Clean-up is 'last chance' for taxi industry
Published 09/06/2011 | 05:00
A NEW taxi review group will attempt to control the number of taxis on the streets and disqualify drivers who have a "defined" criminal record.
The measures -- the first attempt to curb people from obtaining taxi licences since the industry was liberalised a decade ago -- are part of a major drive to clean up the sector and remove criminal elements.
The group, headed by junior transport minister Alan Kelly and with former Garda Commission Pat Byrne as its vice chairman, has promised to come up with specific recommendations on licensing, enforcement, vehicle standards, supply issues and safe driver-working hours within four months.
The move follows a recent RTE 'Prime Time' expose on criminality in the industry.
Since the industry was deregulated in November 2000, the number of taxis has grown to more than 21,000 -- with more than half of those in Dublin.
The minister said it was the "last chance saloon" for the industry, where the level of fraud and criminal behaviour needed to be "cut out".

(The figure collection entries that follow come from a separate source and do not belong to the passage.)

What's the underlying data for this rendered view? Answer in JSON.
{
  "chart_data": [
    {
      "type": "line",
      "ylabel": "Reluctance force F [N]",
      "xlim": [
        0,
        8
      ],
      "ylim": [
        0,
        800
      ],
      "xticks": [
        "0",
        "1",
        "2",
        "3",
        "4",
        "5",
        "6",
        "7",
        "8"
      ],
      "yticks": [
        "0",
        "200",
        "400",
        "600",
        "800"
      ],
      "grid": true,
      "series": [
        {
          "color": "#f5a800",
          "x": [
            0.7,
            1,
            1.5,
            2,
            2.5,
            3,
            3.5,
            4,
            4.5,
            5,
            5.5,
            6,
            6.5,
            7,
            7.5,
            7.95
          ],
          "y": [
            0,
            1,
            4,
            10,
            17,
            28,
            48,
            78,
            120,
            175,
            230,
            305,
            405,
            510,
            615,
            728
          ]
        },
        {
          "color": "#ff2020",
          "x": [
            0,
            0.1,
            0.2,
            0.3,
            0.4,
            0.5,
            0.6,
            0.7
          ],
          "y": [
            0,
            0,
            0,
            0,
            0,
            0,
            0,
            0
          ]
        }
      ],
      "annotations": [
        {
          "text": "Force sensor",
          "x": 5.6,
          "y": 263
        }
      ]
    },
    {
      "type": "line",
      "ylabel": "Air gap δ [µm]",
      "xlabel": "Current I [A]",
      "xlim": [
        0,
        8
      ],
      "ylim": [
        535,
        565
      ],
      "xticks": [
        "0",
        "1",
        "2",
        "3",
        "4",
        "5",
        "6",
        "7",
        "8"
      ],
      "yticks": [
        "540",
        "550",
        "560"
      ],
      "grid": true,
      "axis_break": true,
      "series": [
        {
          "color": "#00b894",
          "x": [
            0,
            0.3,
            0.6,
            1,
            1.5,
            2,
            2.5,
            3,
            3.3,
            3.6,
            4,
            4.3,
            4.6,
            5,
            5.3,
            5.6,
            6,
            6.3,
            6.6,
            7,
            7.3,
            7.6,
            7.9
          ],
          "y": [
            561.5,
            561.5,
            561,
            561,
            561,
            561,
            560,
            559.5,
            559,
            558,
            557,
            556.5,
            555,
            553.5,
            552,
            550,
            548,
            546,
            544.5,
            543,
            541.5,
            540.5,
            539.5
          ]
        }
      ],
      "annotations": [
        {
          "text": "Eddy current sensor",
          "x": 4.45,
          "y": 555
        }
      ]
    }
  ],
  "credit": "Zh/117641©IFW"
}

Mr Kelly said the huge numbers of taxis was not sustainable and that Attorney General Maire Whelan would be approached for legal clarifications on two key issues: controlling supply; and disqualifying drivers with "defined" criminal records.
By 'defined' records, it is understood the group is looking to set up a graded system in which minor offences would not result in the loss of a licence.
"These issues involve very difficult legal questions," Mr Kelly said. "The department will be preparing a legal submission for the AG's office as part of this review and we will take the appropriate actions from there.
"We have to eliminate fraud and illegal activity so that the majority of taxi drivers, who do their jobs properly, are not competing with rogue elements in the sector."
The group will also examine:
•The benchmarking of taxi services here with other comparable juridictions.
•Powers of enforcement officers and gardai to detect, penalise and prosecute regulation breaches.
•Procedures and practices for renting and transferring taxi licences.
•The illegal cloning of taxi licence plates.
The review group will include representatives from: the taxi sector; consumer interest; Departments of Justice and Transport; gardai; National Transport Authority; Competition Authority; and local authority.
Welcoming the review, John Usher of the Irish Taxi Drivers Federation said there was now an over-supply of taxis.
"There are now more than 21,500 taxis on the streets and we believe the sector could operate efficiently with a third of that," he said.
"We have put forward suggestions that include a buy-back scheme in which the Government could give something back to drivers who paid more than €6,000 for a licence that would allow them to leave the business with dignity."